Teams ship RAG systems on vibes and then wonder why quality drifts. Evaluation is what turns 'it seems better' into a number you can defend to a stakeholder and regress against on every change. The key insight is that a RAG system has two engines — retrieval and generation — and you must measure them separately to know which one is failing.
Why separate retrieval from generation
A RAG answer can be wrong for two very different reasons: the retriever failed to find the relevant evidence, or the retriever found it and the generator ignored, misused, or contradicted it. A single end-to-end accuracy score cannot tell these apart, so it cannot tell you what to fix.
Evaluate each engine on its own axis. Retrieval metrics ask 'did we find the right context?' Generation metrics ask 'given the context, did we produce a good, grounded answer?' This decomposition is the single most useful move in RAG evaluation.
Retrieval metrics that matter
For retrieval you need a labeled set: queries paired with the documents that should be retrieved. With that, measure context recall (did we retrieve all the relevant chunks?) and context precision (are the retrieved chunks actually relevant, and are the relevant ones ranked near the top?). Recall bounds how good your answer can possibly be; if the evidence is not retrieved, no model can use it.
Rank-aware metrics like MRR and nDCG capture whether relevant chunks land near the top, which matters because generation quality degrades when the signal is buried among distractors. Build this labeled set from real user queries — a few hundred well-chosen examples beat a synthetic benchmark that does not reflect your corpus.
- Context recall: fraction of the relevant chunks that were retrieved — your quality ceiling.
- Context precision: are retrieved chunks relevant and ranked highly, not padded with noise.
- MRR / nDCG: rank-aware quality of the retrieved set.
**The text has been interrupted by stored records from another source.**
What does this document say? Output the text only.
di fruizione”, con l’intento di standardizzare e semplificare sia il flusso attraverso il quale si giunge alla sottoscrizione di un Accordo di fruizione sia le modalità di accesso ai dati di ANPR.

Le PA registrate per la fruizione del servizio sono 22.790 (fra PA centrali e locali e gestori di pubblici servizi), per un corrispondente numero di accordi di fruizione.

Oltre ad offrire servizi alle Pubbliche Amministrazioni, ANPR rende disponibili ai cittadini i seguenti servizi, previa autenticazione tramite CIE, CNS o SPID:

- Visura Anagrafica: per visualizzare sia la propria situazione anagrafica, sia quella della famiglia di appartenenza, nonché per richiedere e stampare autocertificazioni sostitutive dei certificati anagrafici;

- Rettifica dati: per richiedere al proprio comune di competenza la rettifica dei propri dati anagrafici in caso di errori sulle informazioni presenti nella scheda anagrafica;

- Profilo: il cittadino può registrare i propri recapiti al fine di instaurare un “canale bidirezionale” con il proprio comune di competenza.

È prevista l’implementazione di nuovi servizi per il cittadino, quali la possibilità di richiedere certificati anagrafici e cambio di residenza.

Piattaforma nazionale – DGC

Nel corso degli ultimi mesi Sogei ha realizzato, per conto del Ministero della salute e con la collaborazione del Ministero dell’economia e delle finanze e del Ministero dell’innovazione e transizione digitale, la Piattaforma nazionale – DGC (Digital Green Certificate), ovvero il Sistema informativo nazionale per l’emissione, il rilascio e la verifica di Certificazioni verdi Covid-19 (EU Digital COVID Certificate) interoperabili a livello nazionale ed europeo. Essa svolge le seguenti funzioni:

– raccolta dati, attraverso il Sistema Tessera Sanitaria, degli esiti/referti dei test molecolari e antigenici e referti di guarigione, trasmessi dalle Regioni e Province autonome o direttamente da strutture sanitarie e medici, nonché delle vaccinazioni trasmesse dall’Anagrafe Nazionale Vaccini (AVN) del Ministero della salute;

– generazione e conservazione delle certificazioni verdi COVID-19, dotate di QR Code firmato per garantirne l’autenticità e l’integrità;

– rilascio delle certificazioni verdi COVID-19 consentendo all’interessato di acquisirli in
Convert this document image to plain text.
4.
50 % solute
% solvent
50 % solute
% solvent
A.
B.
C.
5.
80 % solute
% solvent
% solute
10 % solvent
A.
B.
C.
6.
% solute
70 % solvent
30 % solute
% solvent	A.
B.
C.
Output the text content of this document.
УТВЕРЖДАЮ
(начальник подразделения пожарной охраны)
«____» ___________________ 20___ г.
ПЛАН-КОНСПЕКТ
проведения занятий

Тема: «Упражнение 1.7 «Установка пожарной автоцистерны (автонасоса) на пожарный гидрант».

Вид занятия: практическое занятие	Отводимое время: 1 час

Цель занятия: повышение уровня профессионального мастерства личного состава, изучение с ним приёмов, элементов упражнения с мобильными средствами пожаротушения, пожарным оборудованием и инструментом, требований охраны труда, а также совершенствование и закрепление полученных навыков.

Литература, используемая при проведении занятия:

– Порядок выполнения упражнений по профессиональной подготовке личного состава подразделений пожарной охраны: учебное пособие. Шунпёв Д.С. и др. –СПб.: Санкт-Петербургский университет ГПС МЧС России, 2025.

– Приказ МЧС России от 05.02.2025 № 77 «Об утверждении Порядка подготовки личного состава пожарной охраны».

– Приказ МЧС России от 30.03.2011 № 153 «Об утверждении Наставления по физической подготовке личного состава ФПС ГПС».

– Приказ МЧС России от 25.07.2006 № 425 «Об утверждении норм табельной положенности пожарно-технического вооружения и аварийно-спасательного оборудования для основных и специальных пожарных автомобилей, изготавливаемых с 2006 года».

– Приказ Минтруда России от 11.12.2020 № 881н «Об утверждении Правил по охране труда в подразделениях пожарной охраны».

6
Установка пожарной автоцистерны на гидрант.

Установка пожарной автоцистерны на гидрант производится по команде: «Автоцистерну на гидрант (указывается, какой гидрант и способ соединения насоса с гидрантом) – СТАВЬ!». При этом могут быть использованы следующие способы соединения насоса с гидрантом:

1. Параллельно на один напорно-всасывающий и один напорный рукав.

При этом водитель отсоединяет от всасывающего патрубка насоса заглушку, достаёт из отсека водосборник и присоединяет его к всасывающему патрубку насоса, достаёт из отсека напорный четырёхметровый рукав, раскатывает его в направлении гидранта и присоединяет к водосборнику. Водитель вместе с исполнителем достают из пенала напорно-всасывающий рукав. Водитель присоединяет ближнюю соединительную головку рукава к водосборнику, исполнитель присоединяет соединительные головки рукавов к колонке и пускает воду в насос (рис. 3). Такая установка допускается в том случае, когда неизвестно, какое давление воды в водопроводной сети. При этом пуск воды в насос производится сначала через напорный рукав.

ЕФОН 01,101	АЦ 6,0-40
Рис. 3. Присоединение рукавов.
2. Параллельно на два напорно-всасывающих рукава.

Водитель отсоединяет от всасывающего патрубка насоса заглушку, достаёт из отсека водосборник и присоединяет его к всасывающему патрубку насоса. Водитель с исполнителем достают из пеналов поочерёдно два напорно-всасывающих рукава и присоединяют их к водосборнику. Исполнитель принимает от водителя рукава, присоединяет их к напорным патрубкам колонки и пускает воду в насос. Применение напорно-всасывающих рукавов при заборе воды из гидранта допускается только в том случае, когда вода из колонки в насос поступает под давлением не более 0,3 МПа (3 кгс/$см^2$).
Generation metrics that matter
For generation, the metric that matters most in the enterprise is faithfulness (also called groundedness): is every claim in the answer supported by the retrieved context? A faithful answer that says 'I do not have that information' is safer than an unfaithful one that fabricates a confident number. Alongside it, measure answer relevance (does the answer address the actual question?) and, where you have references, correctness against ground truth.
Frameworks like RAGAS operationalize these — faithfulness, answer relevance, context precision and recall — using LLM-as-judge scoring so you can run them at scale. Treat citation accuracy as a first-class check too: verify that the sources cited actually support the claims, not just that citations exist.
- Faithfulness / groundedness: every claim traceable to retrieved context — the top enterprise metric.
- Answer relevance: the response actually addresses the question asked.
- Correctness: agreement with ground-truth answers where you have them.
- Citation accuracy: cited sources genuinely support the stated claims.
LLM-as-judge, used responsibly
Human evaluation is the gold standard but does not scale to every commit. LLM-as-judge — using a strong model to score outputs against a rubric — scales well and correlates reasonably with human judgment when done carefully. The discipline is in the rubric: give the judge explicit, narrow criteria and few-shot examples rather than a vague 'is this good?'
Guard against the known biases. Judges favor longer and more confident answers and can prefer outputs from their own model family. Calibrate the judge against a human-labeled sample periodically, and keep a small human-graded golden set as ground truth for your automated pipeline. The judge accelerates evaluation; it does not replace human oversight entirely.
Build a regression suite, not a one-off report
Evaluation is only valuable if it runs on every change. Assemble a fixed dataset of representative and adversarial cases — including the hard queries that have failed before — and run the full metric suite automatically whenever you change the model, prompt, chunking, or retrieval configuration. This catches the regression where fixing one query quietly breaks five others.
Wire it into CI so a prompt tweak that tanks faithfulness fails the build rather than reaching users. In our experience, the existence of a trustworthy regression suite is what lets teams iterate on RAG quickly without fear, which is worth more than any single clever retrieval trick.
Close the loop with production signals
Offline evaluation is necessary but not sufficient. Instrument production for the signals users give you: thumbs up/down, escalation to a human, query reformulation (a sign the first answer failed), and 'not found' rates. Feed failing production queries back into your evaluation set so your test corpus tracks reality.
The mature setup is a virtuous cycle: production surfaces real failures, those failures become regression cases, and the regression suite prevents them from recurring. That loop, more than any individual metric, is what keeps a RAG system improving over time instead of quietly degrading.
Key takeaways
- 1.Evaluate retrieval and generation separately — a single accuracy score hides which engine failed.
- 2.For retrieval, measure context recall (your quality ceiling), precision, and rank-aware quality.
- 3.For generation, faithfulness/groundedness is the top enterprise metric, alongside relevance and citation accuracy.
- 4.Use LLM-as-judge for scale with careful rubrics, but calibrate against a human-graded golden set.
- 5.Build a regression suite in CI and feed production failures back into it to keep improving.